To test your code base on staging do an svn update. I just log in with an SSH session to do this. A key thing here to note is that you do not have to make any config changes to your code base. If you do need to make config changes to your environment on staging it worth while spending the time to SCRIPT this process rather than this being a manual process.
Do the same for production. I use an Subversion check out on production as well. Make sure you set you .htaccess file to deny access to your hidden .svn folders and script the deployment especially if there a config changes necessary.
Some ideas:
Use a server environment under windows (e.g. EasyPHP).
Use a development tool that can save over FTP (e.g. ultra edit).
Use a network drive connected to the remote machine via FTP.
Use a network drive connected to the remote machine via Samba.

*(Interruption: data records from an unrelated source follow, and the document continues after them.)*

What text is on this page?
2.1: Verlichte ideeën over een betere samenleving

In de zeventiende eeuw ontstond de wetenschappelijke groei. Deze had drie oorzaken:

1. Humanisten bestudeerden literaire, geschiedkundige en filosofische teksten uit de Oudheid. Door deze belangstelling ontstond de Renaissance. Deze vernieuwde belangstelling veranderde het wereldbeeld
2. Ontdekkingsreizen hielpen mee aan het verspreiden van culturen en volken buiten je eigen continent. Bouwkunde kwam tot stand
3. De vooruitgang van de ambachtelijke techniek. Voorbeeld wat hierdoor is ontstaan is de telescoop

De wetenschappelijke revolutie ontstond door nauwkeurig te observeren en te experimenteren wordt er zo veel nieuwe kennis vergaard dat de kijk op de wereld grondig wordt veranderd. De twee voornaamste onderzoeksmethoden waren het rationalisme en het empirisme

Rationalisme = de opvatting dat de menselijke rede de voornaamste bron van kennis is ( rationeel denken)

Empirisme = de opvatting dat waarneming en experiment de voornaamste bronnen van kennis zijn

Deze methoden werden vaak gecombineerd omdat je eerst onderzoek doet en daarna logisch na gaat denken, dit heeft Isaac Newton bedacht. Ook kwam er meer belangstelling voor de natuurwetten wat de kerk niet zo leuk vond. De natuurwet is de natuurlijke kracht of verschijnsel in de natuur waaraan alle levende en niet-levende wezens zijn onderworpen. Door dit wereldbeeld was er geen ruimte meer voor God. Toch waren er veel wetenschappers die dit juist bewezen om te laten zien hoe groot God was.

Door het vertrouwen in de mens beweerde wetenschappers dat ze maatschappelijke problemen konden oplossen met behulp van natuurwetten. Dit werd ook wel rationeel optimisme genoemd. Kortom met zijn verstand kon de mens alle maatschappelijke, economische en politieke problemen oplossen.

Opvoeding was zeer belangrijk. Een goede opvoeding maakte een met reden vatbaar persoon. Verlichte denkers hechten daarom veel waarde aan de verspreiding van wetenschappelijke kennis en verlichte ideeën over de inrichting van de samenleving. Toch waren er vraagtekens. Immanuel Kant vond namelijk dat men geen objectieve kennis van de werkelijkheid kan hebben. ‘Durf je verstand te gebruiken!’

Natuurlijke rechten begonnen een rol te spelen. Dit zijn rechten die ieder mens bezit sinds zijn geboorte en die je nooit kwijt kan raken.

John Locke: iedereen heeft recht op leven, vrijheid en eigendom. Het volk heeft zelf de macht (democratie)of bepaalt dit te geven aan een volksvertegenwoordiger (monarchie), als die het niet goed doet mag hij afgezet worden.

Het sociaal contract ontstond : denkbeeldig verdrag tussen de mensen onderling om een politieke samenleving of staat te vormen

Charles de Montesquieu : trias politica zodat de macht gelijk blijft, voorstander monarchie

Run a linux distro inside a virtualization tool (e.g. virtual box) and write from the windows host to a share directory of the guest host.
Use dropbox to sync files between machines (there is more a hack than an "enterprise" solution).
I am developing some Python programs that I'm running on a remote Ubuntu Linux server (hosted on Slicehost). I would like to work on the source in an IDE on my Windows Vista PC, and have all file modifications sent directly to the Linux box without my intervention (i.e. without having to manually SFTP the files each time I change them). What is the very easiest way I can do this?
WinSCP includes a basic remote file editor, though if you want to use a proper IDE for your development this won't be much help.
I'd suggest you run a version control system like subversion, which would allow you to write a post-commit hook to automatically rsync your code the server with each commit.
Use PuTTy and SFTPDrive.
PuTTy is an SSH client, and SFTPDrive ($39 USD) will allow you to mount your remote file system locally as a drive letter.
Install Samba and OpenVPN on the server, and OpenVPN on the client. Setup Samba to share the directory tree you're interested in, and access it over the VPN for security. Perhaps Vista has non-sucky WebDAV support by now, and you could use WebDAV over HTTPS, but it was always crap under XP.
Ben's suggestion of a local dev environment using a VM is also a winner.
You could install cygwin and then have rsync run on cron every minute.
Or you could use Netdrive to access the server via FTP like a local disk:
http://tech.xptechsupport.com/netdrive-turn-your-ftp-into-a-drive-letter.html
Or you may be able to achieve something similar using cygwin and FUSE - you can on linux, but never tried it on cygwin.
Also, would it not be easier to set up a full dev environment locally? Maybe using a virtual machine? It'll be much quicker for testing. And then you can set up a shell script to transfer the current version to the slicehost server.